The award-winning Broken Paths is a powerful, tender and elegiac story that charts the dysfunctional relationship between a Bengali single mother and her son, living in England. It peels away layers of family history in both countries to reveal the painful secrets that each keeps from the other, the estrangement this causes over time, and the clash of cultural, religious and moral values. Suhel Ahmed spent many of his childhood years growing up in the verdant countryside of Bangladesh. Broken Paths is his first novel; it won the Best Unpublished Novel award at Muslim Writers Awards in 2009 and was also awarded a grant from the Arts Council England. “I read the book for, and with, pleasure, and was often delighted by the switches in narration and tone. I found it constantly gripping.

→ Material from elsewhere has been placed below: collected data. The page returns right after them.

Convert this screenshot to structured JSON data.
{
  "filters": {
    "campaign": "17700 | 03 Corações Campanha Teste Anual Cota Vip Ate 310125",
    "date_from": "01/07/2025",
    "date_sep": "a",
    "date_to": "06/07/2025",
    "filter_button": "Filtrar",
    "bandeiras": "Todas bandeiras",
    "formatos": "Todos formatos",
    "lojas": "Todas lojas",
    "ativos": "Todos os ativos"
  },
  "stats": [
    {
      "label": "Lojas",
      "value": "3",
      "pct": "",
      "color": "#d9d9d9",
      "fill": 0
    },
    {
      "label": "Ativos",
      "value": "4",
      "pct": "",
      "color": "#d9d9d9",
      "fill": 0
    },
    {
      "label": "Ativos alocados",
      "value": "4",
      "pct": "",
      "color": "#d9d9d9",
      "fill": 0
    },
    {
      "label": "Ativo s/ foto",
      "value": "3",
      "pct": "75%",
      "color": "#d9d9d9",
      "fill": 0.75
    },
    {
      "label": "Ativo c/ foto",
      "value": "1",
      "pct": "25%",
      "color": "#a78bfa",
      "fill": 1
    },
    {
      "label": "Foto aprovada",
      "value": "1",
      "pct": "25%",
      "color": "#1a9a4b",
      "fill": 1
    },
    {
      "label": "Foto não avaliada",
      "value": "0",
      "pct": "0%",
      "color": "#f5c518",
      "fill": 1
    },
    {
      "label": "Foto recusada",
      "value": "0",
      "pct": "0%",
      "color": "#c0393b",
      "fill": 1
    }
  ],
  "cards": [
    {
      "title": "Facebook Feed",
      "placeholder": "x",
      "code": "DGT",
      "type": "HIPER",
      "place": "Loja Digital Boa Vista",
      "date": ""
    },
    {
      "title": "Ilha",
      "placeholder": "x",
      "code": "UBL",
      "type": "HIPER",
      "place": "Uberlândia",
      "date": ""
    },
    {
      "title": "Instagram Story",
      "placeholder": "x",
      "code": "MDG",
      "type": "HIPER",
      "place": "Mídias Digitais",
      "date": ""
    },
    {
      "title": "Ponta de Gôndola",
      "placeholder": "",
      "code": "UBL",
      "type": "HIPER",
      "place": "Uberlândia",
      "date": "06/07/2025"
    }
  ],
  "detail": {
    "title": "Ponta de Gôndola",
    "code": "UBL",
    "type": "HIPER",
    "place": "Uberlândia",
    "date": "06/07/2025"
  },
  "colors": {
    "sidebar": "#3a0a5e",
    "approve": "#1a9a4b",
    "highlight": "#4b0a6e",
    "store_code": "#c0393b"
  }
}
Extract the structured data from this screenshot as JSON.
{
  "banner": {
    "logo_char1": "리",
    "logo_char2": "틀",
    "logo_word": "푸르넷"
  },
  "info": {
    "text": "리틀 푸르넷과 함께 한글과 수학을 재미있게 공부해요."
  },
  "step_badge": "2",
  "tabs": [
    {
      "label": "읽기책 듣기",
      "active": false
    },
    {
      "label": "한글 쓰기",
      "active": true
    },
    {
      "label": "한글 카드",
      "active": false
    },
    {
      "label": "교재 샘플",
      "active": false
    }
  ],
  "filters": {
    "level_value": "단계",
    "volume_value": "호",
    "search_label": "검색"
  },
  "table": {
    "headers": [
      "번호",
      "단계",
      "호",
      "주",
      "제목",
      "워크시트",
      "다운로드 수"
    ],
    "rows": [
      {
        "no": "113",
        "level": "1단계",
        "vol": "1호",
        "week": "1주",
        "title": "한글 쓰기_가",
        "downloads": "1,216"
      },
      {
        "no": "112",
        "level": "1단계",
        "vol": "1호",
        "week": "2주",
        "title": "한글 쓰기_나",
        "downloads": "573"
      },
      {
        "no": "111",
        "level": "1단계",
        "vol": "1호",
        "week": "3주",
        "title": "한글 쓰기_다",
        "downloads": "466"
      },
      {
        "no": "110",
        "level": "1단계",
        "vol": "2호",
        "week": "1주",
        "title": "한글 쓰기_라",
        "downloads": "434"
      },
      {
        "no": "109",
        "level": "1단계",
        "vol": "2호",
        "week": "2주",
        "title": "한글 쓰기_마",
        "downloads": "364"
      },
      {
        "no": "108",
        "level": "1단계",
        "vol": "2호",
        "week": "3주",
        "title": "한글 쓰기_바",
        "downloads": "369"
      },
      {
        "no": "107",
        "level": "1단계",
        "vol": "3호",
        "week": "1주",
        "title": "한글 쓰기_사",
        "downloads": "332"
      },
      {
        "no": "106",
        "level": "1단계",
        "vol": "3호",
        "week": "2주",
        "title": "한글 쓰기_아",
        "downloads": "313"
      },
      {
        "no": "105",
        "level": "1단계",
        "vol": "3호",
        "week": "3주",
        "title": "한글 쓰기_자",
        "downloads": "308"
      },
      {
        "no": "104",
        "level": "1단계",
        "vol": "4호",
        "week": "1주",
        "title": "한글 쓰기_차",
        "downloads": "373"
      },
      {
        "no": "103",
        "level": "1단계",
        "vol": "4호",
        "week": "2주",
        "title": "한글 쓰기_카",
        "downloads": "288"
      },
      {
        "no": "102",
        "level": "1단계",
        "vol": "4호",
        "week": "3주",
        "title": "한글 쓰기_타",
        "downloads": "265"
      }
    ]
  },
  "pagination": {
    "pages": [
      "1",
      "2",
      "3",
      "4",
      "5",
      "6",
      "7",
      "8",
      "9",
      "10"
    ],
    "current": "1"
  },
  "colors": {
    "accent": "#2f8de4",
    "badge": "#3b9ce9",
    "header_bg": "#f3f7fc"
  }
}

I liked the double POV and the interweaving of timescapes and of landscape, of quasi-theatrical set pieces and long passages of interior monologue. Congratulations on a fine first work.” Aamer Hussein, Author of Another Gulmohar Tree (2009) and The Cloud Messenger (2011) “Suhel's Broken Paths is a courageous and accomplished first novel. Set in the Bangladeshi community it is a story of disenchantment, deceit, betrayal, unfulfilled desires and obsessive love. Suhel offers us a wonderfully evocative and nuanced portrayal of Amina - the mother - and Samir - the son - in a novel whose graphic and convincing evocations of place is outstanding.” Jacob Ross, Author of Pynter Bender Broken Paths is a brilliant first novel, a compelling story about faith and love written with energy and great style. It includes an exquisitely nuanced portrait of a mother-son dynamic. The clashing cultural and religious values that test this relationship are handled with great insight and in an entirely fresh way. Characters are rich and believable throughout, and the urban environment is itself shown as a rich and believable character.” Robin Yassin-Kassab, Author of The Road from Damascus
This novel is written well and composed in a fine manner. It was the story of a dysfunctional relationship between a Bengali single mother and her only son. I,as a British Bangladeshi, identified with all the descriptions of encounters in Bangladesh and of descriptions of the affairs and going ons with the British Bangladeshis characters based in London. It was a quite remarkable to read a book based around Bangladeshis. This book was quite dramatic but was quite melancholic in its narrative theme. I look forward to Suhel Ahemd's second book, 'Disinherited'.
A brilliantly insightful, thought-provoking and entertaining novel about a Bangladeshi mother and her son living in England. I couldn't put it down once I started. Beautifully written and I highly recommend it. I am looking forward to reading the author`s next novel.